I stood on line for two hours Tuesday to vote, predicting that a big turnout of young people and new voters would push John Kerry over the top. This morning I’m looking in the mirror, wondering, as a journalist and a citizen, if there is something fundamentally myopic about how I see the world.
It seems that the Democrats are insensitive to “moral values.” This puzzles me because I think that opposing a war, or working for economic justice, or making health care more available in America all derive from a moral vision. Apparently, it is not the moral vision — the set of faith and family values — that helped re-elect George W. Bush.
I am now taking seriously the theory that we mainstream journalists are different from mainstream America. “Different” is too pale a word. We are alienated. We may live in the same country, but we treat each other like aliens. Maybe it’s worse than that because we usually see and suspect the alien in our midst. The churched people who embrace Bush, in spite of a bumbling war and a stumbling economy, are more than alien to me. They are invisible.
I see the cheering crowds at the Springsteen concerts. I tap my feet while celebrities rock the vote. I imagine pro-Kerry college students heading for the polls, getting hernias from lifting Michael Moore on their shoulders.
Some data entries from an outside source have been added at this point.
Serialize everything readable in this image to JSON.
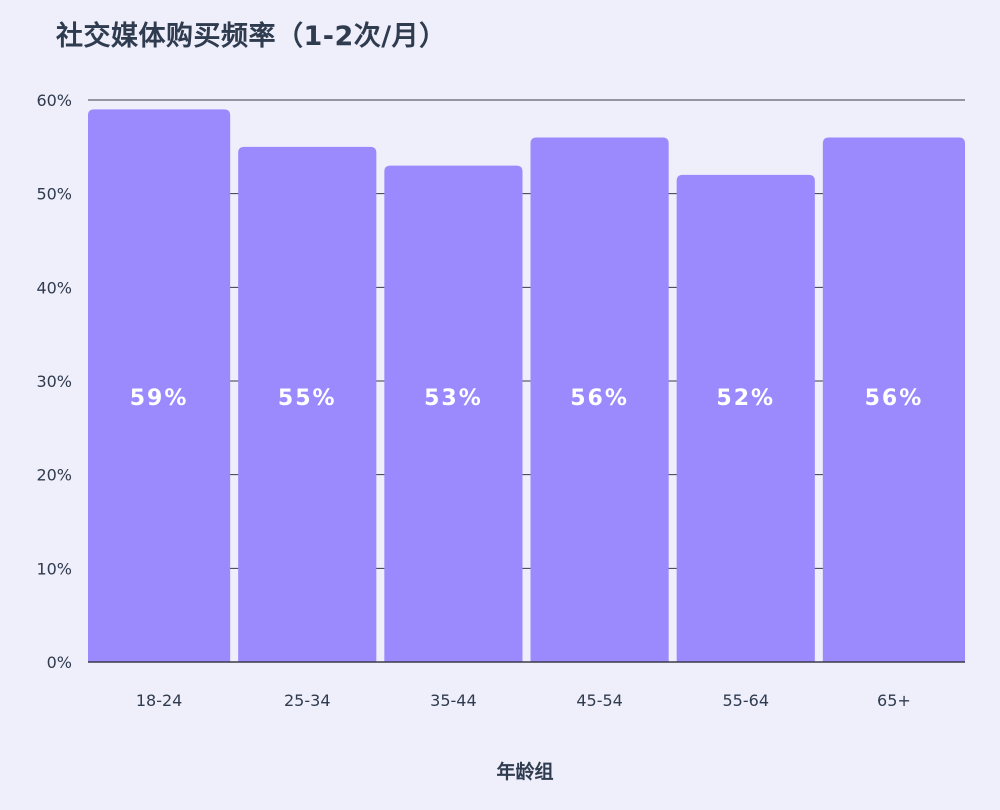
{
  "chart_data": {
    "type": "bar",
    "title": "社交媒体购买频率（1-2次/月）",
    "xlabel": "年龄组",
    "ylabel": "",
    "categories": [
      "18-24",
      "25-34",
      "35-44",
      "45-54",
      "55-64",
      "65+"
    ],
    "values": [
      59,
      55,
      53,
      56,
      52,
      56
    ],
    "data_labels": [
      "59%",
      "55%",
      "53%",
      "56%",
      "52%",
      "56%"
    ],
    "y_ticks": [
      0,
      10,
      20,
      30,
      40,
      50,
      60
    ],
    "y_tick_labels": [
      "0%",
      "10%",
      "20%",
      "30%",
      "40%",
      "50%",
      "60%"
    ],
    "ylim": [
      0,
      60
    ],
    "grid": true,
    "legend": "none",
    "colors": {
      "bar": "#9a8afe",
      "background": "#efeefb",
      "grid": "#3a3a4a",
      "text": "#2f3b4e",
      "label": "#ffffff"
    }
  }
}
But there’s stuff I can’t see. I can’t see what is in the hearts and minds of so many working class and rural Americans attracted to George W. Bush as a defender of moral values. In my skeptic’s mind, the expression “moral values” is nothing more than code language for showy piety and patriotism, with more than a dash of racism and homophobia. In my cynic’s heart, I see Red, White, and Blue transformed by others into Guns, God, and Gays.
What am I missing? And what are you journalists not showing me?
Wait. I’m a journalist. I am that skinny guy in the mirror.
- I don’t know the difference between evangelical and charismatic, but I can argue about who has sluttier videos, Britney or Christina.
- I know little about the “born again” experience but can celebrate the narrative structure of Queer Eye for the Straight Guy.
- I’ve never listened to a religious radio program or attended a church supper, but I can tell you whatever you want to know about Howard Stern and Bubba the Love Sponge.
I attend Catholic Mass most Sundays, but in my life as a citizen I am a thorough secularist. In fact, I believe that excessive public piety is a danger to democracy, a first step toward the theocratic fanaticism that has poisoned the Islamic cultures around the world.
This is starting to sound like a confession. Maybe it is. I once was blind — and still can’t see. My blind spots blot out half of America. And that makes me less of a citizen, and less of a journalist.
Correction: An earlier version of this column misattributed a story about The Pillsbury Bake-Off.